Since subjects in DG were selected with at least one degenerative disc, usually relatively severe degeneration in our study, the degeneration level of disc in DG was obviously more serious than the asymptomatic subjects with disc degeneration in previous studies, there were significant difference between some parameters in the NG and DG. C2–7 SVA and T1S in the DG were significantly lower than in the NG (16.7 ± 11.9 vs 12.0 ± 9.6, and 22.9 ± 7.0 vs 25.8 ± 5.1, respectively) and NT in the DG was significantly greater than in the NG (48.6 ± 6.8 vs 44.6 ± 6.2). We speculated a possible pathological process of cervical disc degeneration according to our findings. As the T1S positively correlated to CL (Pearson correlation coefficients of 0.588 in the NG and 0.504 in the DG), lower T1S decreased the CL to obtain a sagittally balanced cervical spine, and led to a relatively straight cervical spine. This mechanism might increase the stress due to gravity and accelerate cervical disc degeneration, which could explain why T1S in the DG was lower than in the NG (22.9 ± 7.0 vs25.8 ± 5.1). However, as the effect of T1S on cervical disc degeneration, degenerative discs might also have an impact on T1S and other cervical parameters which could be gradually changed due to the development of disc degeneration. Although we could define that lower T1S was a risk of the occurrence or development of cervical disc degeneration according to our finding that significantly different T1S in the normal population and cervical disc degeneration patients, we could not determine the causal relationship between T1S and cervical disc degeneration without a longitudinal study, they might interact with each other. However, this study could provide a new finding that some cervical parameters including T1S were significantly different in normal population and degeneration patients, and also a new research direction of the relationship between cervical alignment and cervical disc degeneration that we need more researches especially longitudinal studies to determine.

Cervical sagittal balance was important and had regulatory mechanism. We speculated a possible compensatory principle according to our result: high T1 slope in either group increased the CL, which correlated with a lower SVA C2–7 (Pearson correlation coefficients of − 0.482 in the NG and − 0.475 in the DG). We considered that T1S-CL was a better parameter than T1S to demonstrate the compensatory mechanism of the cervical spine, analogous to PI-LL in the lumbopelvic spine [14, 15]. In our study, T1S-CL significantly correlated with C2–7 SVA (Pearson correlation coefficients of 0.592 in the NG and 0.654 in the DG). A large T1S-CL increased the C2–7 SVA and an excessively large C2–7 SVA that caused cervical spine decompensation would contribute to imbalance in the cervical spine. In addition, as some researchers found that T1S-CL significantly correlated with postoperative neck disability index scores in posterior cervical fusion surgery, [16, 17] future studies could estimate the value of T1S-CL in predicting and preventing cervical axial symptoms.

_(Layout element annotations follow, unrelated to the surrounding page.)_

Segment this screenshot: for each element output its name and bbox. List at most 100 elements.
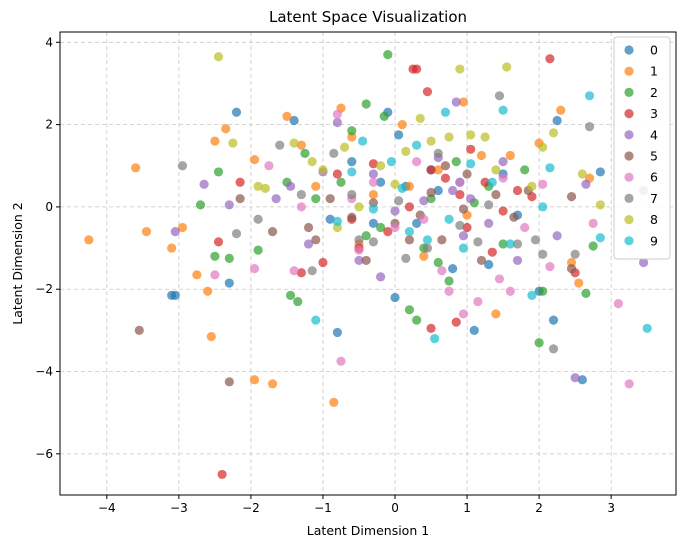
data-point [466,130,476,140]
data-point [595,167,605,177]
data-point [433,257,443,268]
y-tick-label: −2 [35,282,53,296]
data-point [444,286,454,296]
data-point [426,323,436,333]
data-point [361,255,371,266]
data-point [426,165,436,175]
data-point [296,202,306,212]
data-point [466,159,476,169]
data-point [325,214,335,224]
data-point [368,169,379,179]
data-point [473,237,483,247]
x-tick-label: 2 [535,501,543,515]
data-point [318,165,328,175]
data-point [332,117,342,128]
y-tick-label: 4 [45,35,53,49]
data-point [466,144,476,154]
data-point [588,241,598,251]
data-point [491,309,501,319]
data-point [458,231,469,241]
data-point [228,138,238,148]
data-point [264,161,274,171]
data-point [296,189,306,200]
data-point [462,169,472,179]
data-point [448,185,458,196]
data-point [318,257,328,268]
data-point [397,183,407,193]
data-point [548,128,559,138]
data-point [545,54,555,64]
data-point [476,150,487,161]
data-point [512,239,523,249]
data-point [354,235,364,245]
data-point [390,222,400,233]
data-point [505,286,515,296]
legend-marker [624,66,634,76]
data-point [556,105,566,115]
data-point [588,218,598,228]
data-point [249,154,260,165]
data-point [491,165,501,175]
data-point [303,222,314,233]
data-point [394,196,404,206]
data-point [368,189,379,200]
data-point [458,97,469,107]
series-7 [177,91,595,354]
data-point [538,179,548,189]
data-point [415,113,425,124]
data-point [458,204,469,214]
data-point [293,296,303,307]
data-point [368,159,379,169]
data-point [577,169,587,179]
data-point [448,264,458,274]
data-point [394,130,404,140]
data-point [419,251,429,261]
data-point [213,52,224,62]
data-point [177,222,188,233]
data-point [249,375,260,385]
data-point [224,200,234,210]
data-point [376,161,386,171]
data-point [397,120,407,130]
data-point [311,235,321,245]
x-axis-label: Latent Dimension 1 [307,523,429,538]
data-point [332,169,342,179]
data-point [332,109,342,119]
data-point [566,264,577,274]
data-point [368,237,379,247]
legend-label: 8 [650,212,658,227]
data-point [404,305,415,315]
data-point [289,266,299,276]
data-point [275,140,285,150]
data-point [296,140,306,150]
data-point [224,377,234,387]
data-point [548,315,559,325]
data-point [199,179,209,189]
data-point [545,261,555,272]
data-point [383,227,393,237]
data-point [368,177,379,187]
data-point [390,179,400,189]
data-point [404,202,415,212]
y-tick-label: 2 [45,118,53,132]
data-point [354,245,364,255]
data-point [509,212,519,222]
data-point [433,148,443,159]
data-point [357,136,368,146]
data-point [383,50,393,60]
data-point [638,257,649,268]
data-point [584,122,595,132]
data-point [195,200,206,210]
data-point [444,132,454,142]
data-point [530,235,541,245]
data-point [217,469,227,480]
data-point [552,231,562,241]
data-point [296,268,306,278]
data-point [469,325,479,335]
data-point [466,194,476,204]
data-point [455,189,465,200]
data-point [285,181,296,191]
legend-label: 0 [650,43,658,58]
data-point [336,177,346,187]
data-point [433,185,443,196]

However, there are several limitations in this study. Firstly, the relatively small sample size prevented division of the DG into subgroups according to the amount and level of disc degeneration. Secondly, there was a relatively narrow age distribution; further studies should enroll normal volunteers with a wider distribution. Finally, this is a cross-sectional comparative study that lacked longitudinal data to demonstrate an association between T1S and the occurrence and development of cervical disc degeneration.

Conclusion

The findings indicate that lower T1S might be a risk of the occurrence and development of cervical disc degeneration and provide a new thought about the relationship between T1S and cervical disc degeneration. Our findings also demonstrate that TIA could be considered as a constant morphological parameter in the normal population and in cervical disc degeneration patients.